Zug attackiert: Vermummte Hooligans begehen schweren Landfriedensbruch

Magdeburg - Am Samstagabend gegen 18.40 Uhr attackierten vermummte Hooligans an der Haltestelle Barleber See eine S-Bahn.

Am 11. August 2018 überfielen Fussballfans, wahrscheinlich des 1. FC Magdeburg, eine S-Bahn. (Symbolbild)
Am 11. August 2018 überfielen Fussballfans, wahrscheinlich des 1. FC Magdeburg, eine S-Bahn. (Symbolbild)  © DPA

Zeugen berichten von einer Gruppe von etwa zehn bis zwölf Personen, die die S39057 auf der Bahnstrecke Wittenberg - Magdeburg - Stendal aus einem Gebüsch heraus stürmten und sofort die Notbremse betätigten. Eine Weiterfahrt war nicht möglich, weil außerdem Gegenstände auf die Gleise gelegt wurden.

Drei Personen, darunter zwei Mitarbeiter der Deutschen Bahn, wurden mit einer orangefarbenen Flüssigkeit, vermutlich Reizgas, attackiert. Die Hooligans verschlossen die Türen der S-Bahn von außen, sodass kein Reisender den Zug verlassen konnte. Die Täter sprühten anschließend großflächig die Graffitis "FCM" und "APK" auf die Bahn.

Zeugen informierten die Polizei. Bundes- und Landespolizei suchten mit einem Polizeihubschrauber nach den Vermummten und griffen diese in einem nahegelegenen Waldstück auf. Vier Männer (22, 32, 34, 37) wurden vorläufig festgenommen. Die Polizei fand Beweismittel, die die Männer als die Verursacher der Graffitis identifizierten.

Nach Abschluss der Maßnahmen wurden die Tatverdächtigen in Abstimmung mit der Staatsanwaltschaft entlassen. Sie erhielten Anzeigen wegen gefährlicher Körperverletzung, Sachbeschädigung und Missbrauch von Nothilfeeinrichtungen.
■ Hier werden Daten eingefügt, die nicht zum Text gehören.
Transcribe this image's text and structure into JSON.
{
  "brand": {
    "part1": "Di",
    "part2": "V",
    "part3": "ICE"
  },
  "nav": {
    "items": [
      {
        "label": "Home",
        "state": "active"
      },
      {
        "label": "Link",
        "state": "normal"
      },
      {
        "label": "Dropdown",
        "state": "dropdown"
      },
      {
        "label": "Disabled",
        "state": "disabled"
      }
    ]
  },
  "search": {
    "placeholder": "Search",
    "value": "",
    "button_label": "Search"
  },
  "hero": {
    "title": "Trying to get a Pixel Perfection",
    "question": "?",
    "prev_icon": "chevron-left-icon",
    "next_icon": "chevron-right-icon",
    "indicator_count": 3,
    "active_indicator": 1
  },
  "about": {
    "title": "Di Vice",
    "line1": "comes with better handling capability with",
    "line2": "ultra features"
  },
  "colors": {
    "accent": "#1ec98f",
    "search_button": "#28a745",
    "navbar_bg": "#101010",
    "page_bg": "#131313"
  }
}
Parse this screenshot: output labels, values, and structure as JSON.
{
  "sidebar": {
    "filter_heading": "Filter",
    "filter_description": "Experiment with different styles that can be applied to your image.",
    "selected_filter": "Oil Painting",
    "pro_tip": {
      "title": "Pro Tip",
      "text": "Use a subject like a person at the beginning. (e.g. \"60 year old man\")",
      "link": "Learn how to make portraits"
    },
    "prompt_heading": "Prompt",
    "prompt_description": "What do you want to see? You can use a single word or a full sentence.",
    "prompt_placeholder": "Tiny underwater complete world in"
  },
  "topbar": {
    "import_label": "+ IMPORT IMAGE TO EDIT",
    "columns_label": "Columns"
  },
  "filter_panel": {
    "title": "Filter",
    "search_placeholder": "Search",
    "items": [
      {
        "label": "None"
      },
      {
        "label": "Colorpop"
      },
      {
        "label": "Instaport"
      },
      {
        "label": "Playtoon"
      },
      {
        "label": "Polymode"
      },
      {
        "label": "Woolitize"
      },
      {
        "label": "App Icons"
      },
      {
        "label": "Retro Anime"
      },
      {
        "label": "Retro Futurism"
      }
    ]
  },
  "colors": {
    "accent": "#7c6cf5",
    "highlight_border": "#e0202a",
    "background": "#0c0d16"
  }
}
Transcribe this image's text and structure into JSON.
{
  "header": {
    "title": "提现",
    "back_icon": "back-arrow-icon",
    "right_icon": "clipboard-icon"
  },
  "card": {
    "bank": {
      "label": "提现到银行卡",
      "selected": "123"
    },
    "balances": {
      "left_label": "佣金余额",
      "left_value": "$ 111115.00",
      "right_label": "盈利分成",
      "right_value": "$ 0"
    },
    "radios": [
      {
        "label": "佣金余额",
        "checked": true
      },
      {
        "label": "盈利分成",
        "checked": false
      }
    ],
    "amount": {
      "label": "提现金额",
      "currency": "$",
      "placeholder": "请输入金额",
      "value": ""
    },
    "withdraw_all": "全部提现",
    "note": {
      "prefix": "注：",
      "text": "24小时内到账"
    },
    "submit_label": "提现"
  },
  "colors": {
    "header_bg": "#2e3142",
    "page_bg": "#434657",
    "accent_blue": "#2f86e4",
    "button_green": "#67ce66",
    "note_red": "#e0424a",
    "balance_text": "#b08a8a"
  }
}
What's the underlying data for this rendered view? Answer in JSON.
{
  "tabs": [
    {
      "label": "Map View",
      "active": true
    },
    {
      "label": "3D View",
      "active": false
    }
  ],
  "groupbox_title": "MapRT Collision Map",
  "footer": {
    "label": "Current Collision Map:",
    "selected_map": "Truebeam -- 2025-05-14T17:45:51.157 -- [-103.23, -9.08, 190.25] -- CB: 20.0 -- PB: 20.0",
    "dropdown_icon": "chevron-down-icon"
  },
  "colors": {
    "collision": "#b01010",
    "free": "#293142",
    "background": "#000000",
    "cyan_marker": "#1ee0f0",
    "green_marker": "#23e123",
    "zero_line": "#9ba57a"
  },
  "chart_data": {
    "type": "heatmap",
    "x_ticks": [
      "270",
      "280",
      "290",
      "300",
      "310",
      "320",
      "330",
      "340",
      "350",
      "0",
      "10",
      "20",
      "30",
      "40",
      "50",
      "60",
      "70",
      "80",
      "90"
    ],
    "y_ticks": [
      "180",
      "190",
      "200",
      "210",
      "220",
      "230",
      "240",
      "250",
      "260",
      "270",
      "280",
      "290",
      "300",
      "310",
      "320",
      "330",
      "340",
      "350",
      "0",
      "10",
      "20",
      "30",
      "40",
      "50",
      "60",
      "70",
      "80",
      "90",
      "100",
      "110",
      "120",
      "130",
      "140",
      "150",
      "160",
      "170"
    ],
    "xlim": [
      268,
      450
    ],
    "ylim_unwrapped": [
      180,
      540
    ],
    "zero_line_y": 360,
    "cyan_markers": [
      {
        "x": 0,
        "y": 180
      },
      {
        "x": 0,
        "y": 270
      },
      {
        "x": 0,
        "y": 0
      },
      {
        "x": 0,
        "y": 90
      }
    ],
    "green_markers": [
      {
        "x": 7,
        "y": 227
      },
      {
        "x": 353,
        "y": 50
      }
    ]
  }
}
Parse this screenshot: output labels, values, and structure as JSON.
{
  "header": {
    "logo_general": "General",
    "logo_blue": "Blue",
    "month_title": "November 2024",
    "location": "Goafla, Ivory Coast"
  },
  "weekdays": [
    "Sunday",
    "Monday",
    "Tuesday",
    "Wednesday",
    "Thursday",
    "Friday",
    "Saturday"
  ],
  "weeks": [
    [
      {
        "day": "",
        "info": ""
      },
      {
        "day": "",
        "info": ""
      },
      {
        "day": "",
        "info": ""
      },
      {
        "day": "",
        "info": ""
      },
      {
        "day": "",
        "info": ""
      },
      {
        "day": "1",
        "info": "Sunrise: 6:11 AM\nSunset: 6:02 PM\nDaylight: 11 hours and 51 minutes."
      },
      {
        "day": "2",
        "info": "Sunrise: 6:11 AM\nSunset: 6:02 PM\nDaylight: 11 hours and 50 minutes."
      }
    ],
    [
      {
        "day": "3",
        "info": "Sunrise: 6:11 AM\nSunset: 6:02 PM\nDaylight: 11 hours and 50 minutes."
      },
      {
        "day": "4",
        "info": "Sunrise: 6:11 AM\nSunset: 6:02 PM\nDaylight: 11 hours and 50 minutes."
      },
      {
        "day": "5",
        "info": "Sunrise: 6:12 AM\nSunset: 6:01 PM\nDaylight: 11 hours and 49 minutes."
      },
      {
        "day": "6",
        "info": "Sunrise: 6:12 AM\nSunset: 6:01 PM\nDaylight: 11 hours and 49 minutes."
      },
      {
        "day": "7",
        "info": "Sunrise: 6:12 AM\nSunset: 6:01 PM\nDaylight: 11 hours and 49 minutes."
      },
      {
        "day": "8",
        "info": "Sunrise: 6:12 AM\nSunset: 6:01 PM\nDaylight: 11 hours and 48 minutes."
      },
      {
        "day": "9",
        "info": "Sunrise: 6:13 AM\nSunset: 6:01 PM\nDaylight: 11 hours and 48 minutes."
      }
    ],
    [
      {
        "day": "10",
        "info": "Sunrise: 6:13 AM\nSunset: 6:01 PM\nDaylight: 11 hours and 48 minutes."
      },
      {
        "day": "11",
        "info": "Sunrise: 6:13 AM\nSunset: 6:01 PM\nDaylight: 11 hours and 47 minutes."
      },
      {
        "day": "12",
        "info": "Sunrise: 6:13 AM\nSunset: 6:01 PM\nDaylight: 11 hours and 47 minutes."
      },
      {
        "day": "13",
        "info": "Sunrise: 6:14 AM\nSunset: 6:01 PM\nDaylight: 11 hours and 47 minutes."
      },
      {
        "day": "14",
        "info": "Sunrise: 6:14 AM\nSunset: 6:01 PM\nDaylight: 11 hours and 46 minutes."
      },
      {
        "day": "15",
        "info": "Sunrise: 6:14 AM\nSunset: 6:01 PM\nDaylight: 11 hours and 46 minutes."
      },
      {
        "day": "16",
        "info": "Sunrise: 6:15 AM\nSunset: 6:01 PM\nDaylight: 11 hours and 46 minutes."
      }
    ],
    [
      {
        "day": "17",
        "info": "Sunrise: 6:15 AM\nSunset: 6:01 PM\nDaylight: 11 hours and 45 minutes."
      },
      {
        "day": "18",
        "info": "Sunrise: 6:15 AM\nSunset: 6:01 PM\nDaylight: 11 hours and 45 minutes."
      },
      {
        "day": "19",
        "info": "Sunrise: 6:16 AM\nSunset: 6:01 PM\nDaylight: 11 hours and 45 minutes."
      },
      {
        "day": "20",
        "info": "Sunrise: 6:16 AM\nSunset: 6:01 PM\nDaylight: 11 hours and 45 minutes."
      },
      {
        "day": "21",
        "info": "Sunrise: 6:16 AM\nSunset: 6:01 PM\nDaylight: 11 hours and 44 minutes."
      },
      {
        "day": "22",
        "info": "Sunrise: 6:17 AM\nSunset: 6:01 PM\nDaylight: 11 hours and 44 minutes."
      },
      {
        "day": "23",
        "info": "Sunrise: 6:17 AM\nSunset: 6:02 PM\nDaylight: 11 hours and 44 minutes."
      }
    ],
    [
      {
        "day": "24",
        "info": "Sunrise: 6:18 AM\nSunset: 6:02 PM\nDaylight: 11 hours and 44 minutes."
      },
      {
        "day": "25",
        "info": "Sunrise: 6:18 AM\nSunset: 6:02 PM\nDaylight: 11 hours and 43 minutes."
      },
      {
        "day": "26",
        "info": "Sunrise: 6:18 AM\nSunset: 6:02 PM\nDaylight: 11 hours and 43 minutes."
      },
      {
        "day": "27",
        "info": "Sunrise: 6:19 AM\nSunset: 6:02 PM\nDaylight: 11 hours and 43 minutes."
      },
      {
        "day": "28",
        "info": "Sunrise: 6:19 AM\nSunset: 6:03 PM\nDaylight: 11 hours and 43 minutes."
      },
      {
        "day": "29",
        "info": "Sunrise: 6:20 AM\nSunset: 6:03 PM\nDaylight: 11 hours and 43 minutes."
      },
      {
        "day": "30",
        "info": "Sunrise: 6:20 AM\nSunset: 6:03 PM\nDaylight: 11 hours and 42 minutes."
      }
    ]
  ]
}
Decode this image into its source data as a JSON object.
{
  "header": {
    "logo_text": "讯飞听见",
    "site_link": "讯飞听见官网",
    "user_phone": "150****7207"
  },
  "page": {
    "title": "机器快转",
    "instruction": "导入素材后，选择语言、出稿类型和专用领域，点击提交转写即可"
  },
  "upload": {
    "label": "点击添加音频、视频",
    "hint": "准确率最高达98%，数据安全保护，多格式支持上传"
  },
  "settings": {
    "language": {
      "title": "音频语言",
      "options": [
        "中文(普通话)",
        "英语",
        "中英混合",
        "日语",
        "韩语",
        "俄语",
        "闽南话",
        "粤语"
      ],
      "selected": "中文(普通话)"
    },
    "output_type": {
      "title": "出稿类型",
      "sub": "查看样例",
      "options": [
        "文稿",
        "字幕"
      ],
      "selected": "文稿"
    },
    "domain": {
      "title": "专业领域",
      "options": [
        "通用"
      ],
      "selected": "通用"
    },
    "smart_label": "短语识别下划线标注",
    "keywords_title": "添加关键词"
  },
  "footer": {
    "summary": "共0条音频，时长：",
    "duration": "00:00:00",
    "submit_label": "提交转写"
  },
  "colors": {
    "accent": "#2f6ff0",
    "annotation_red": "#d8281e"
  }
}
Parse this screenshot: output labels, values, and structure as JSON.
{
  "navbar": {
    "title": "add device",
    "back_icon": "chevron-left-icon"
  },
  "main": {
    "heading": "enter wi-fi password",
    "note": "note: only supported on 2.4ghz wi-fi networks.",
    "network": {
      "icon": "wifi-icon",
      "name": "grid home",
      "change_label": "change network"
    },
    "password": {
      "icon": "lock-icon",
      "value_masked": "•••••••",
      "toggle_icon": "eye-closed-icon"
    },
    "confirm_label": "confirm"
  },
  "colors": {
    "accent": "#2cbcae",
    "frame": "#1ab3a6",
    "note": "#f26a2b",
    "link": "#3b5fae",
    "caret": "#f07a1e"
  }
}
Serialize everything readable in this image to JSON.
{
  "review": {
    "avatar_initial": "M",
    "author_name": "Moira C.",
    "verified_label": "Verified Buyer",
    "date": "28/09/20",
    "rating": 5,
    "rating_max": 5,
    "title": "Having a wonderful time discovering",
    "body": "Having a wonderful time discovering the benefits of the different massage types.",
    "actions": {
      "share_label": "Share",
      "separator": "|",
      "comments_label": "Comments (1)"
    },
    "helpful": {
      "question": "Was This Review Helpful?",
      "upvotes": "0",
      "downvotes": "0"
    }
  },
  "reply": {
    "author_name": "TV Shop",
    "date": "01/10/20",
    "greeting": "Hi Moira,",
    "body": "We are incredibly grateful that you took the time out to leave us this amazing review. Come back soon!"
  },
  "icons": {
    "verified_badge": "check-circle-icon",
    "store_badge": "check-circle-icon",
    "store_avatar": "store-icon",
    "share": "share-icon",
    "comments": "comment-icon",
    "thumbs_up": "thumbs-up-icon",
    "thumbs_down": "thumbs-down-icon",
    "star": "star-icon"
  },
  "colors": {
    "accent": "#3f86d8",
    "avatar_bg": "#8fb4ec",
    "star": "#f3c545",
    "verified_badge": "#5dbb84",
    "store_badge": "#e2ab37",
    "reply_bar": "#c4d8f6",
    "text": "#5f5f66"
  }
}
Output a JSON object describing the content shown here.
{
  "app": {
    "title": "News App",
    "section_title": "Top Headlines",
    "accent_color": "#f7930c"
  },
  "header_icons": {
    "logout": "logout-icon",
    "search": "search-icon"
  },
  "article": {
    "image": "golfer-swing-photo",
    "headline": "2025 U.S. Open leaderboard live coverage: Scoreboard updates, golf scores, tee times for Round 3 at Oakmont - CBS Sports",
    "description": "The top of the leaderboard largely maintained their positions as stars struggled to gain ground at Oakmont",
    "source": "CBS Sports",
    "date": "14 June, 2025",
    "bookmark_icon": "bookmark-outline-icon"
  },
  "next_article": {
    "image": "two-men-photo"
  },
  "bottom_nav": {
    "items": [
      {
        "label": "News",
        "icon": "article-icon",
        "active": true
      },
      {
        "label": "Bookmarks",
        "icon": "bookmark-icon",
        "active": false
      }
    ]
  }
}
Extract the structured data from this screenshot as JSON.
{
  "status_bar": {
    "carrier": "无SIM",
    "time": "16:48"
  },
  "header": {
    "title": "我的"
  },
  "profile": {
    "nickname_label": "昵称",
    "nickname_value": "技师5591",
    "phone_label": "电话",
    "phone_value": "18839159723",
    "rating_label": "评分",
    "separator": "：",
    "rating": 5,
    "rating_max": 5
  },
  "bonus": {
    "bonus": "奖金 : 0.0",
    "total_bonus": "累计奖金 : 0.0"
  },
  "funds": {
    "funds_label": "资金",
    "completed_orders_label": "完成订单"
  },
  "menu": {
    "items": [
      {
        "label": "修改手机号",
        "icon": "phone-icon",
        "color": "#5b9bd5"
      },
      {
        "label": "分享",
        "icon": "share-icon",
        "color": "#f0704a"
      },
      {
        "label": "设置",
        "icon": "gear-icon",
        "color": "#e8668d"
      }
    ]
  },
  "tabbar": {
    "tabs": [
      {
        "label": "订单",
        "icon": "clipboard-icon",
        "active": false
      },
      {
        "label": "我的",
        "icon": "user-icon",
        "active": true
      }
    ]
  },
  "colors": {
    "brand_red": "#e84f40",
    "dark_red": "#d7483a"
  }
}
Videoaufzeichnungen eines Zeugen sowie Bilder aus den Überwachungskameras in der S-Bahn wurden gesichert.

Zwei Zuginsassen wurden wegen Bindehautreizungen im Krankenhaus behandelt. Die restlichen 40 Passagiere blieben unverletzt und konnten gegen 22 Uhr weiterfahren, so die Polizei am Sonntag.

Die Bahnstrecke wurde für knapp drei Stunden gesperrt. Die Ermittlungen dauern an.